More than 130 staff at a waste transfer station in Doncaster are set to strike after a breakdown in talks between their union and site operator Suez.
The company is hoping to avert the one-day industrial action on 12 December, which was voted for by all but a handful of the Unite members in a 94% turnout.
According to the firm, there have been 12 meetings since April between Suez, Unite and representatives about a revised pay offer.
Unite said the breakdown in talks was due to a “derisory pay offer which will leave workers 30p an hour worse off in real terms” due to cuts to their terms and conditions.
Suez countered this, saying its offer would have awarded the workers double that received by other public service providers this year, such as nurses and teachers.
The union also alleged that workers at the Kirk Sandall Waste Transfer Station (pictured) had not been allowed to take holidays since August, which the company said was untrue.
Unite said Suez had unfairly dismissed employees but the company said it related to one worker being ordered to leave following a “serious violation” of health and safety policy.

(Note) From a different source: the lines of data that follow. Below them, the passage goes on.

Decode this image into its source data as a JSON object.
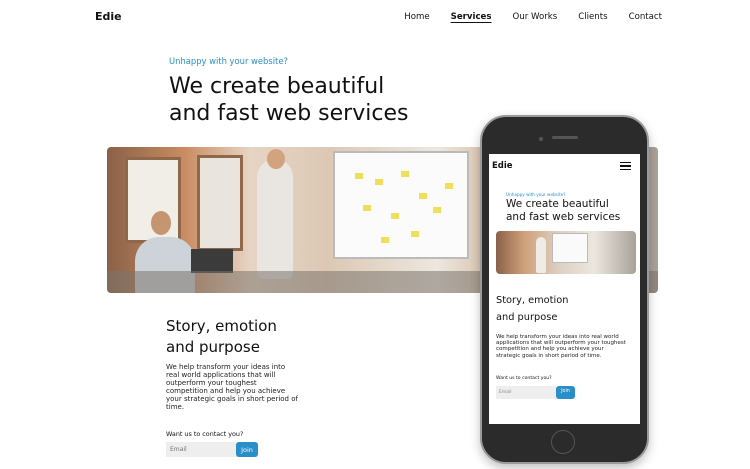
{
  "brand": {
    "name": "Edie"
  },
  "nav": {
    "items": [
      "Home",
      "Services",
      "Our Works",
      "Clients",
      "Contact"
    ],
    "active": "Services"
  },
  "hero": {
    "eyebrow": "Unhappy with your website?",
    "headline_line1": "We create beautiful",
    "headline_line2": "and fast web services",
    "image": "team-meeting-whiteboard"
  },
  "story": {
    "title_line1": "Story, emotion",
    "title_line2": "and purpose",
    "body": "We help transform your ideas into real world applications that will outperform your toughest competition and help you achieve your strategic goals in short period of time."
  },
  "contact": {
    "question": "Want us to contact you?",
    "email_placeholder": "Email",
    "join_label": "Join"
  },
  "colors": {
    "accent": "#2a8fc8",
    "text": "#111111",
    "input_bg": "#eeeeee"
  },
  "icons": {
    "menu": "hamburger-menu-icon"
  }
}
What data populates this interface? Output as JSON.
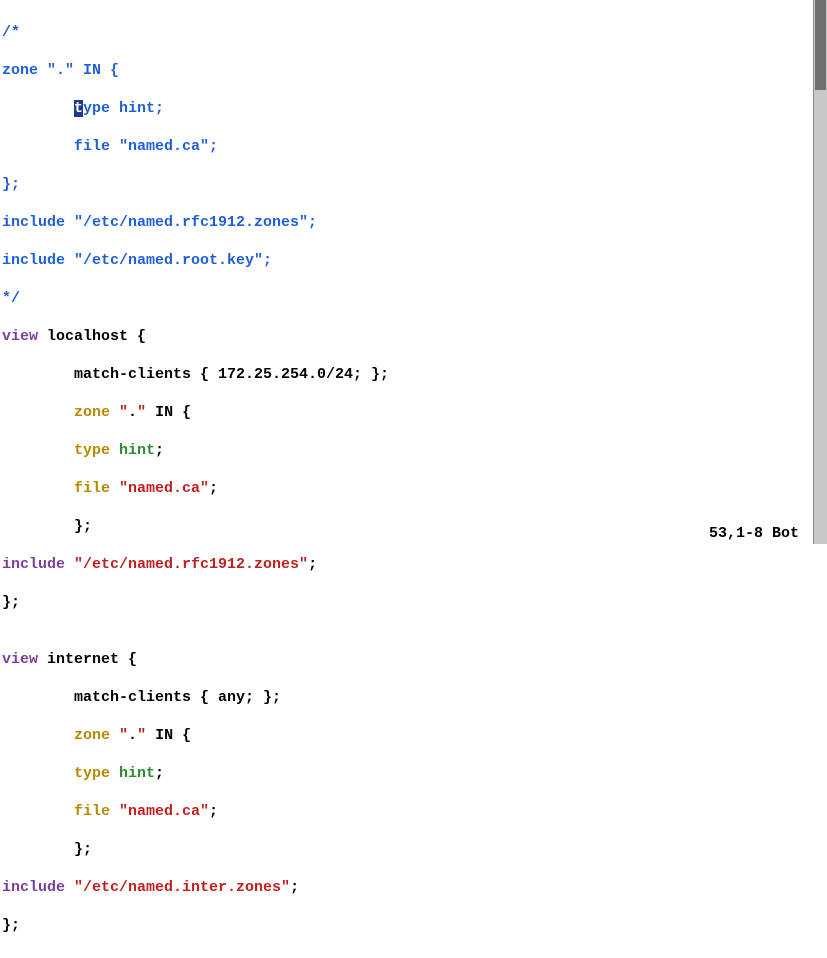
{
  "c": {
    "l1": "/*",
    "l2a": "zone ",
    "l2b": "\".\"",
    "l2c": " IN {",
    "l3pad": "        ",
    "l3cur": "t",
    "l3rest": "ype hint;",
    "l4": "        file \"named.ca\";",
    "l5": "};",
    "l6": "include \"/etc/named.rfc1912.zones\";",
    "l7": "include \"/etc/named.root.key\";",
    "l8": "*/"
  },
  "v1": {
    "l1a": "view",
    "l1b": " localhost {",
    "l2": "        match-clients { 172.25.254.0/24; };",
    "l3p": "        ",
    "l3a": "zone ",
    "l3b": "\"",
    "l3c": ".",
    "l3d": "\"",
    "l3e": " IN ",
    "l3f": "{",
    "l4p": "        ",
    "l4a": "type ",
    "l4b": "hint",
    "l4c": ";",
    "l5p": "        ",
    "l5a": "file ",
    "l5b": "\"named.ca\"",
    "l5c": ";",
    "l6": "        };",
    "l7a": "include ",
    "l7b": "\"/etc/named.rfc1912.zones\"",
    "l7c": ";",
    "l8": "};"
  },
  "v2": {
    "l0": "",
    "l1a": "view",
    "l1b": " internet {",
    "l2": "        match-clients { any; };",
    "l3p": "        ",
    "l3a": "zone ",
    "l3b": "\"",
    "l3c": ".",
    "l3d": "\"",
    "l3e": " IN ",
    "l3f": "{",
    "l4p": "        ",
    "l4a": "type ",
    "l4b": "hint",
    "l4c": ";",
    "l5p": "        ",
    "l5a": "file ",
    "l5b": "\"named.ca\"",
    "l5c": ";",
    "l6": "        };",
    "l7a": "include ",
    "l7b": "\"/etc/named.inter.zones\"",
    "l7c": ";",
    "l8": "};"
  },
  "status": {
    "pos": "53,1-8",
    "where": "Bot"
  }
}
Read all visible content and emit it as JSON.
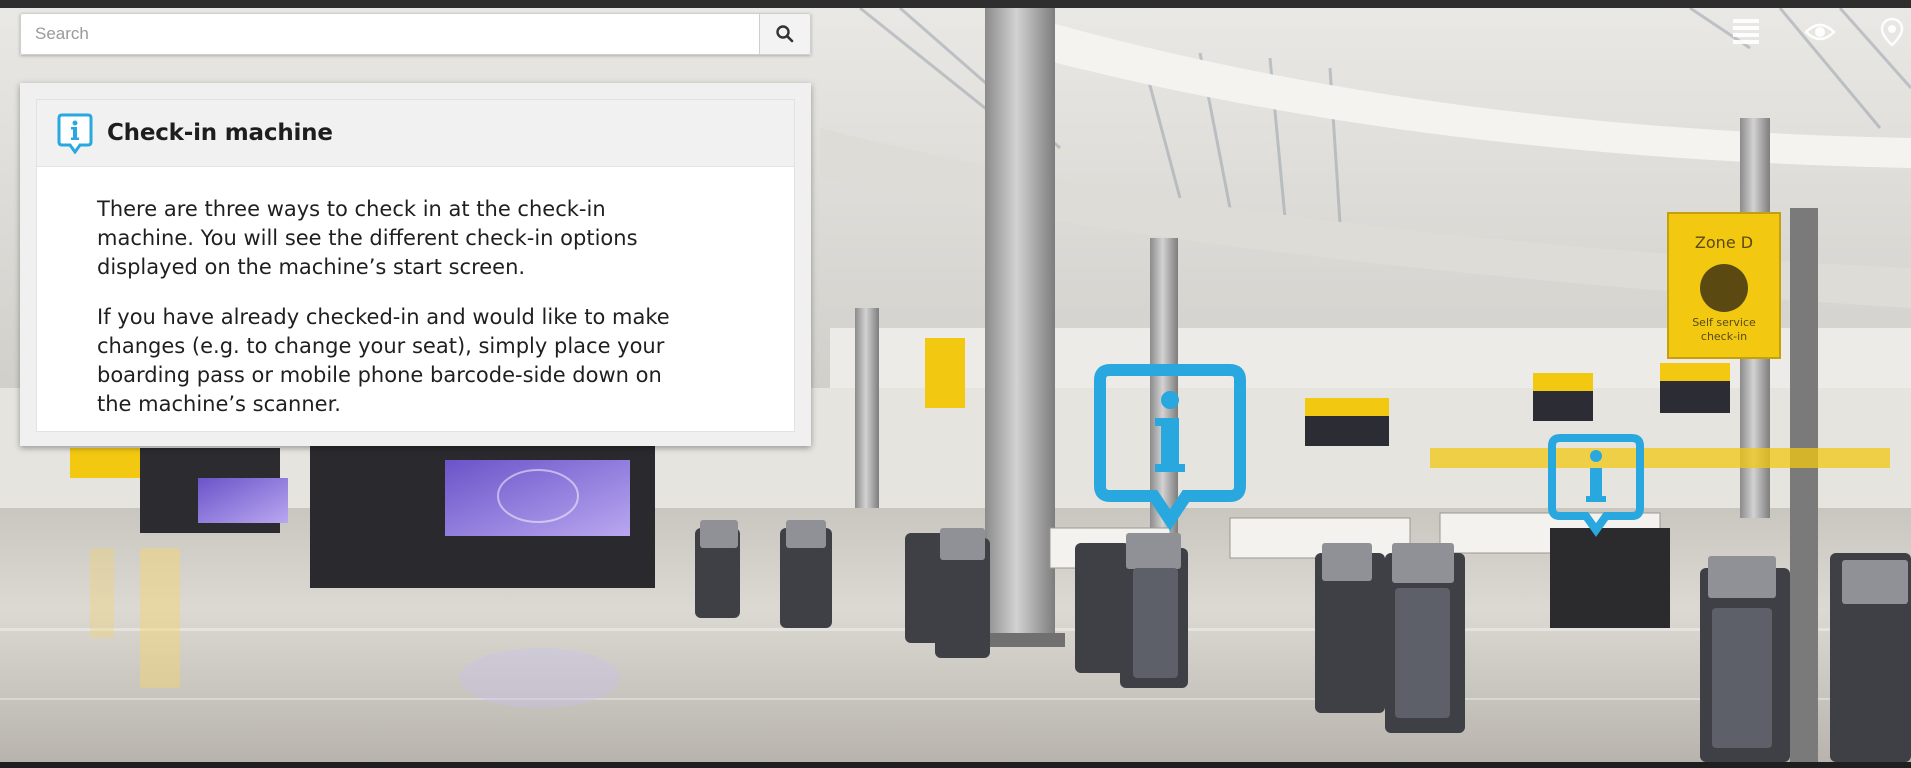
{
  "search": {
    "placeholder": "Search",
    "button_icon": "search-icon"
  },
  "info_panel": {
    "icon": "info-speech-icon",
    "title": "Check-in machine",
    "paragraphs": [
      "There are three ways to check in at the check-in machine. You will see the different check-in options displayed on the machine’s start screen.",
      "If you have already checked-in and would like to make changes (e.g. to change your seat), simply place your boarding pass or mobile phone barcode-side down on the machine’s scanner."
    ]
  },
  "toolbar": {
    "menu_icon": "menu-icon",
    "view_icon": "eye-icon",
    "location_icon": "location-pin-icon"
  },
  "scene": {
    "zone_sign_title": "Zone D",
    "zone_sign_caption_1": "Self service",
    "zone_sign_caption_2": "check-in",
    "hotspot_icon": "info-hotspot-icon"
  },
  "colors": {
    "accent": "#29a8e0",
    "sign_yellow": "#f2c811"
  }
}
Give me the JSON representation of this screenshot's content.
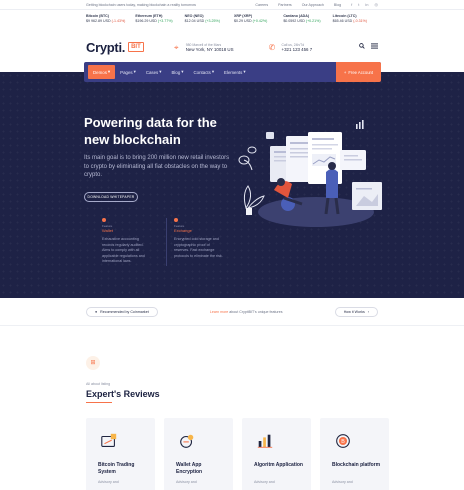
{
  "topbar": {
    "note": "Getting blockchain users today, making blockchain a reality tomorrow",
    "links": [
      "Careers",
      "Partners",
      "Our Approach",
      "Blog"
    ],
    "social": [
      "f",
      "t",
      "in",
      "◎"
    ]
  },
  "ticker": [
    {
      "name": "Bitcoin (BTC)",
      "price": "$9 962.89 USD",
      "change": "(-1.43%)",
      "down": true
    },
    {
      "name": "Ethereum (ETH)",
      "price": "$196.29 USD",
      "change": "(+3.77%)",
      "down": false
    },
    {
      "name": "NEO (NEO)",
      "price": "$12.04 USD",
      "change": "(+3.25%)",
      "down": false
    },
    {
      "name": "XRP (XRP)",
      "price": "$0.29 USD",
      "change": "(+0.42%)",
      "down": false
    },
    {
      "name": "Cardano (ADA)",
      "price": "$0.0592 USD",
      "change": "(+0.21%)",
      "down": false
    },
    {
      "name": "Litecoin (LTC)",
      "price": "$65.46 USD",
      "change": "(-0.31%)",
      "down": true
    }
  ],
  "header": {
    "logo": "Crypti.",
    "logo_badge": "BIT",
    "address_label": "980 Marcell of the Mars",
    "address_value": "New York, NY 10018 US",
    "phone_label": "Call us, 24h/7d",
    "phone_value": "+321 123 456 7"
  },
  "nav": {
    "items": [
      "Demos",
      "Pages",
      "Cases",
      "Blog",
      "Contacts",
      "Elements"
    ],
    "active_index": 0,
    "cta": "Free Account"
  },
  "hero": {
    "title": "Powering data for the new blockchain",
    "lead": "Its main goal is to bring 200 million new retail investors to crypto by eliminating all fiat obstacles on the way to crypto.",
    "button": "DOWNLOAD WHITEPAPER",
    "features": [
      {
        "small": "Feature",
        "title": "Wallet",
        "desc": "Exhaustive accounting records regularly audited. Aims to comply with all applicable regulations and international laws."
      },
      {
        "small": "Feature",
        "title": "Exchange",
        "desc": "Encrypted cold storage and cryptographic proof of reserves. Fast exchange protocols to eliminate the risk."
      }
    ]
  },
  "strip": {
    "left": "Recommended by Coinmarket",
    "mid_highlight": "Learn more",
    "mid_rest": "about CryptiBIT's unique features",
    "right": "How it Works"
  },
  "reviews": {
    "subtitle": "All about listing",
    "title": "Expert's Reviews",
    "cards": [
      {
        "name": "Bitcoin Trading System",
        "desc": "Advisory and"
      },
      {
        "name": "Wallet App Encryption",
        "desc": "Advisory and"
      },
      {
        "name": "Algoritm Application",
        "desc": "Advisory and"
      },
      {
        "name": "Blockchain platform",
        "desc": "Advisory and"
      }
    ]
  },
  "colors": {
    "accent": "#f7734a",
    "nav": "#3a3e85",
    "hero": "#1e2246"
  }
}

It denied having a bullying culture.
Union regional officer Shane Sweeting said: “We had hoped that we could have avoided a strike, and the inevitable disruption it will bring, through recent talks at the conciliation service Acas.
“We urge the company to get around the negotiating table to meaningfully negotiate a solution which meets our members’ concerns and restores dignity and respect to the workplace.”
A statement from Suez reads: “We were incredibly disappointed to learn that Unite members in Doncaster voted to reject our generous pay offer.
“Despite this, Suez’s senior management team is carefully considering the result of the ballot and the company will do all it can, within the confines of economic responsibility, to avoid the threatened strike action.”